Let $M, N, P$ be free $R$-modules of finite dimension $m, n, p > 0$ respectively.
Let $\AA, \BB, \CC$ be ordered bases of $M, N, P$.
Let $f: M \to N$ and $g : N \to P$ be linear transformations, and $g \circ f$ be their composition.
Let $\mathbf M_{f, \BB, \AA}$ and $\mathbf M_{g, \CC, \BB}$ be their matrices relative to $\AA, \BB$ and $\BB, \CC$ respectively.

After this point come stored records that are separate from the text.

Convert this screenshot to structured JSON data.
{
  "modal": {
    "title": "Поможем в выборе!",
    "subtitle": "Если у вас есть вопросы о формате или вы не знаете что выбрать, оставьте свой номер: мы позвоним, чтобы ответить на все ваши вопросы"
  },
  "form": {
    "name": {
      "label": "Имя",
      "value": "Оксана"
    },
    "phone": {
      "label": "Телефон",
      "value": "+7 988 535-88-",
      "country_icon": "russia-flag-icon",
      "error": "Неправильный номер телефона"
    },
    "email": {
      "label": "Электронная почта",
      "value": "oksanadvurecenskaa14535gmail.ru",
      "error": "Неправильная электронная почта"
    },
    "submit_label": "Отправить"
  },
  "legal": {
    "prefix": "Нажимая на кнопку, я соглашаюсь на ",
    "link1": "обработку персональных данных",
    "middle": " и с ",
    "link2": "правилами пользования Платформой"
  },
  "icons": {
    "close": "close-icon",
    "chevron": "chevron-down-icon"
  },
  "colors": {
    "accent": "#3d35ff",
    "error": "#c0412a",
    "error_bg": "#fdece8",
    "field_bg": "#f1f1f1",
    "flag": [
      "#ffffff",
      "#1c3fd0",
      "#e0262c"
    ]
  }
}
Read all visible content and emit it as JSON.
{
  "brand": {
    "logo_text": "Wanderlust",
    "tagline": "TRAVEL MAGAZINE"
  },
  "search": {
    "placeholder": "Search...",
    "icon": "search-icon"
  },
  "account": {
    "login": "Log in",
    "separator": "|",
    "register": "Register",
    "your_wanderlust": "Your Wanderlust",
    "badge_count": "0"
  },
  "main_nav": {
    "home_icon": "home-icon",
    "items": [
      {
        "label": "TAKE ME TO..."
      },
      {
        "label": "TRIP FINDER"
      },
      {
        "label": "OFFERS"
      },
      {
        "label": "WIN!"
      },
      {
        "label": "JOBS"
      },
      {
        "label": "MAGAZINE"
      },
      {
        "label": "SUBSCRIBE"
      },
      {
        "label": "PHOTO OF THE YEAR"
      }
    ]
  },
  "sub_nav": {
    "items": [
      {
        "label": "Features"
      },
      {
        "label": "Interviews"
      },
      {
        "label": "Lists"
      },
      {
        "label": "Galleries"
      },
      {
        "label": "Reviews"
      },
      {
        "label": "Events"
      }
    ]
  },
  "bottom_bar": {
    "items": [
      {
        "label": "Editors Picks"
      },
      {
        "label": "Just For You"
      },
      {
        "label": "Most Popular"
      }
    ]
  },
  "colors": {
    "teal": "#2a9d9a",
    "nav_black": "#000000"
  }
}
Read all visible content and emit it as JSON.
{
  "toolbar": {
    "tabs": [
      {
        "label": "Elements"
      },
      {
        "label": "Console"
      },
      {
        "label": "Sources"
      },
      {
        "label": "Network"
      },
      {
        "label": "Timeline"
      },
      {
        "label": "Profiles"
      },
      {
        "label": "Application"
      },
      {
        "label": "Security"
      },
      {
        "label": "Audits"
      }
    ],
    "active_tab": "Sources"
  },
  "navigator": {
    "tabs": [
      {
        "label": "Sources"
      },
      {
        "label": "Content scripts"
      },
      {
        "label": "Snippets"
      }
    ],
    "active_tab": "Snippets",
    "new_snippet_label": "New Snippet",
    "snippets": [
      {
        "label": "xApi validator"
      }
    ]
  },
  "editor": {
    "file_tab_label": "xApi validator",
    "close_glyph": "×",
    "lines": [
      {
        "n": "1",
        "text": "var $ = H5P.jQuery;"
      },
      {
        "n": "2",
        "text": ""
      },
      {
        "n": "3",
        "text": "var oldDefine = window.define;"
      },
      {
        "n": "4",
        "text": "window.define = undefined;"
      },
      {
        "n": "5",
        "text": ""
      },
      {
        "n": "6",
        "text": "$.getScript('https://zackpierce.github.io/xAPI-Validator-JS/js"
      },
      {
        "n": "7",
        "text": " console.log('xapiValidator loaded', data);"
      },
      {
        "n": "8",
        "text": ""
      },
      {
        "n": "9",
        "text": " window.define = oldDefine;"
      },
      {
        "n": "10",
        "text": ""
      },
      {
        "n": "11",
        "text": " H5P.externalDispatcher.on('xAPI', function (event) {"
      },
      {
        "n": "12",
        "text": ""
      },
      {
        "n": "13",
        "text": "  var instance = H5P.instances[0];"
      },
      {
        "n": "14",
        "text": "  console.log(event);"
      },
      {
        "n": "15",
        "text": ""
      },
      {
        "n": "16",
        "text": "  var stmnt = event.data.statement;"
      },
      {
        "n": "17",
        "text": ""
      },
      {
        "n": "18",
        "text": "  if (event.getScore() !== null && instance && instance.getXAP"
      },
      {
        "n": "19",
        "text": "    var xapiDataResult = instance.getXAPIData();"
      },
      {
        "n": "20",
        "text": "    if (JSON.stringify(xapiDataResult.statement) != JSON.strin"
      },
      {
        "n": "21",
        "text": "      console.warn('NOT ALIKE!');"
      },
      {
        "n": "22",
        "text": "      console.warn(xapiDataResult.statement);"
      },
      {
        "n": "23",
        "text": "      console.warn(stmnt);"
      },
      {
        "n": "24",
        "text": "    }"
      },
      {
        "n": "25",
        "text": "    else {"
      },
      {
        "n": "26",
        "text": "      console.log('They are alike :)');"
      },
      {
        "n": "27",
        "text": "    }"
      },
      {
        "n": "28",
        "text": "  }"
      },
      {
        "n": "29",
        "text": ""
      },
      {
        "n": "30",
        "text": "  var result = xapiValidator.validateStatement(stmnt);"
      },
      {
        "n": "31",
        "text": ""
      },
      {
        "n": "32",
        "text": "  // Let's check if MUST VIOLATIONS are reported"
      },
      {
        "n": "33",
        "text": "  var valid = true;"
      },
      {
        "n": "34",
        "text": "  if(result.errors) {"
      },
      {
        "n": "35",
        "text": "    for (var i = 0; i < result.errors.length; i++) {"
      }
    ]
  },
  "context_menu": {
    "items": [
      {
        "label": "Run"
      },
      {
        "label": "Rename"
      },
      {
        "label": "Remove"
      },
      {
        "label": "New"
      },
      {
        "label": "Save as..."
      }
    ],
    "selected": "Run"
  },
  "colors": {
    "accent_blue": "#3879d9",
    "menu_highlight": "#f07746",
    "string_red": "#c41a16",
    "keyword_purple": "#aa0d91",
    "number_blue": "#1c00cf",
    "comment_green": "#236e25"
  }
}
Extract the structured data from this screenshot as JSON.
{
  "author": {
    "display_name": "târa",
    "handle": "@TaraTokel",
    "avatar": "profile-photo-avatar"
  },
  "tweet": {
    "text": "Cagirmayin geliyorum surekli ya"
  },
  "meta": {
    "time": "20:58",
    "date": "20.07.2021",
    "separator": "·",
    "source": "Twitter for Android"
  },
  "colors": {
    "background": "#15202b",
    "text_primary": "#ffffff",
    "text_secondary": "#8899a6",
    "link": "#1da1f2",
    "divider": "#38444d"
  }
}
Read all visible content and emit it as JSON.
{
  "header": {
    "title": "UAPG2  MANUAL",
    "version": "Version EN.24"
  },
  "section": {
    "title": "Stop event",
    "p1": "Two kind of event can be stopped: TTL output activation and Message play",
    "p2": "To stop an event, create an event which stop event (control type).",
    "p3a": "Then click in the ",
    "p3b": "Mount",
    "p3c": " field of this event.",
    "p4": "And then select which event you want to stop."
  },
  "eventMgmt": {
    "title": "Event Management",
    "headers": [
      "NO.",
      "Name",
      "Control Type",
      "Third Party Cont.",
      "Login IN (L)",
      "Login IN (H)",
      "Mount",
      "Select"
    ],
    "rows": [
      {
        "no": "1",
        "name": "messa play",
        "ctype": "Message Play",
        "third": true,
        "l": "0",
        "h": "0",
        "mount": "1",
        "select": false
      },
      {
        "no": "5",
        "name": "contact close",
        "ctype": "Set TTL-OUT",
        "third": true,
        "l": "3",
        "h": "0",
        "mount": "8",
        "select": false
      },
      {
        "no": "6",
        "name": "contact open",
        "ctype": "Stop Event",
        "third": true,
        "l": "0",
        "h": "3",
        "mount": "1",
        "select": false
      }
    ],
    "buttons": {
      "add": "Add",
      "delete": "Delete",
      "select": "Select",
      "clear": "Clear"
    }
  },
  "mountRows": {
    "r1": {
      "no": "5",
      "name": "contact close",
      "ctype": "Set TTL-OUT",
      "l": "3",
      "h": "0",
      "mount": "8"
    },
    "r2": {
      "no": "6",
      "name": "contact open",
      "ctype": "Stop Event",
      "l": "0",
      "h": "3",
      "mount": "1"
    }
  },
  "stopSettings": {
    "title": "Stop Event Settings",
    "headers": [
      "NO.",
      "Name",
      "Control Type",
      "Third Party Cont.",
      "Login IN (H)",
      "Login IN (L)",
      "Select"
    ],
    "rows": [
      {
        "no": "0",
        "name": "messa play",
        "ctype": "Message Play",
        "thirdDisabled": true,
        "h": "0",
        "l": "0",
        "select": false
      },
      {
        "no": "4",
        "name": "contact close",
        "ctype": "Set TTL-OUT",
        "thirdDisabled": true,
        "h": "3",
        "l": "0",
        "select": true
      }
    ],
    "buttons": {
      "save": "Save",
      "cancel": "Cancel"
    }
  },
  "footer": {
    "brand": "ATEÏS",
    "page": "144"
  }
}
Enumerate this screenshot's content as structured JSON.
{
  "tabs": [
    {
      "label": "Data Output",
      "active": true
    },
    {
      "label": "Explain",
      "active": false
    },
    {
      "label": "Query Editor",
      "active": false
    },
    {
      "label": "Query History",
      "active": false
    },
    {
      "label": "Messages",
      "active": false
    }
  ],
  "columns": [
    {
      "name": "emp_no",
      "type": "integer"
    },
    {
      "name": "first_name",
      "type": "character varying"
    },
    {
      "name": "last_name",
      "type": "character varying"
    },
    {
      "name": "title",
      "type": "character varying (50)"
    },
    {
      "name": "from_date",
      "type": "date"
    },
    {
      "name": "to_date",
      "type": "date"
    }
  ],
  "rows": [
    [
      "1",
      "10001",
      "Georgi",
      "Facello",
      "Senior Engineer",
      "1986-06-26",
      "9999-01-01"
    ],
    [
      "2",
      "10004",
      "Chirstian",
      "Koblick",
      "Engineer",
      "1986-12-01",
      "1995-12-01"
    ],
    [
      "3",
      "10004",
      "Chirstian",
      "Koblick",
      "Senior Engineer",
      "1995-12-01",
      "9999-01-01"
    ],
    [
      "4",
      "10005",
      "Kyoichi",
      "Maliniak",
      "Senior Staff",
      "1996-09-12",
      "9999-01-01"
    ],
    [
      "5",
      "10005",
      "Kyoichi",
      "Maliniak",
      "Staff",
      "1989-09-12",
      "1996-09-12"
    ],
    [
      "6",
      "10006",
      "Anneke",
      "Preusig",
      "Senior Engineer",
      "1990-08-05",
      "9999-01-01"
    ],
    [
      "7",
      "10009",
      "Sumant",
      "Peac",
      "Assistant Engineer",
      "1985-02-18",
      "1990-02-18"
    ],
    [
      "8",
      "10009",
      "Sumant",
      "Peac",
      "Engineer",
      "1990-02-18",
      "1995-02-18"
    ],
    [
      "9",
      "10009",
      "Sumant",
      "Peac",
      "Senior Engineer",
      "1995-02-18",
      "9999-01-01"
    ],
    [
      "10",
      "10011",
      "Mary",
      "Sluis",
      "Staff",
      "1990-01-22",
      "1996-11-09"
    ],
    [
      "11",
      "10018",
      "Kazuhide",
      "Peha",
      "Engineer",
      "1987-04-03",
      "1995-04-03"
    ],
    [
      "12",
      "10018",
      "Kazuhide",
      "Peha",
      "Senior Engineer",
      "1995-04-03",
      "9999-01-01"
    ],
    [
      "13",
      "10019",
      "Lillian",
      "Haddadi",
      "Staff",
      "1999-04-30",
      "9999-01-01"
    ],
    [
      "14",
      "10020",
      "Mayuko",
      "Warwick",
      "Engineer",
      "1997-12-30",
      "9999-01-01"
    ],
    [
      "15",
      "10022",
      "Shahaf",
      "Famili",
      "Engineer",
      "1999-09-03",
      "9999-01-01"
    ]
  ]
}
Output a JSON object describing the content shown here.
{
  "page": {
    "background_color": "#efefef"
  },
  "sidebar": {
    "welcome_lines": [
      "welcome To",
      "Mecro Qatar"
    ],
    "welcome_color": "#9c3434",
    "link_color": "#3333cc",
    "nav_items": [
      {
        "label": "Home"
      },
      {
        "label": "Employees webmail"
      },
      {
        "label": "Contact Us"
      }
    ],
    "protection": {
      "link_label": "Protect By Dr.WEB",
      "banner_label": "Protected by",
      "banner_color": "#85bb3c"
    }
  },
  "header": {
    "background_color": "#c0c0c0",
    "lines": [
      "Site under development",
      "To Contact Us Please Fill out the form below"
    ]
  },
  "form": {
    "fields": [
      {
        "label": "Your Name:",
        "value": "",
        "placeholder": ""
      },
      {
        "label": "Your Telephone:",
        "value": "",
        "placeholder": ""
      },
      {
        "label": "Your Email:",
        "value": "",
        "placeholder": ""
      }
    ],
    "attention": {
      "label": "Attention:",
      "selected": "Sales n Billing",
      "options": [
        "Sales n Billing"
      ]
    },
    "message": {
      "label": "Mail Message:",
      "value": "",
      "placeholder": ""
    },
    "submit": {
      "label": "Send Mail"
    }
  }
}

Then the matrix of $g \circ f$ relative to $\AA$ and $\CC$ is:
- $\mathbf M_{g \mathop \circ f, \CC, \AA} = \mathbf M_{g, \CC, \BB} \cdot \mathbf M_{f, \BB, \AA}$
Proof
Let $m \in M$, and $\sqbrk m_\AA$ be its coordinate vector with respect to $\AA$.
On the one hand:
| \(\ds \sqbrk {\map g {\map f m} }_\CC\) | \(=\) | \(\ds \mathbf M_{g \mathop \circ f, \CC, \AA} \cdot \sqbrk m_\AA\) | Change of Coordinate Vectors Under Linear Mapping applied to $g \circ f$ |
On the other hand:
| \(\ds \sqbrk {\map g {\map f m} }_\CC\) | \(=\) | \(\ds \mathbf M_{g, \CC, \BB} \cdot \sqbrk {\map f m}_\BB\) | Change of Coordinate Vectors Under Linear Mapping applied to $g$ | |||||||||||
| \(\ds \) | \(=\) | \(\ds \mathbf M_{g, \CC, \BB} \cdot \mathbf M_{f, \BB, \AA} \cdot \sqbrk m_\AA\) | Change of Coordinate Vectors Under Linear Mapping applied to $f$ |
Thus:
- $\forall m \in M: \paren {\mathbf M_{g \mathop \circ f, \CC, \AA} - \mathbf M_{g, \CC, \BB} \cdot \mathbf M_{f, \BB, \AA} } \cdot \sqbrk m_\AA = 0$
The result follows.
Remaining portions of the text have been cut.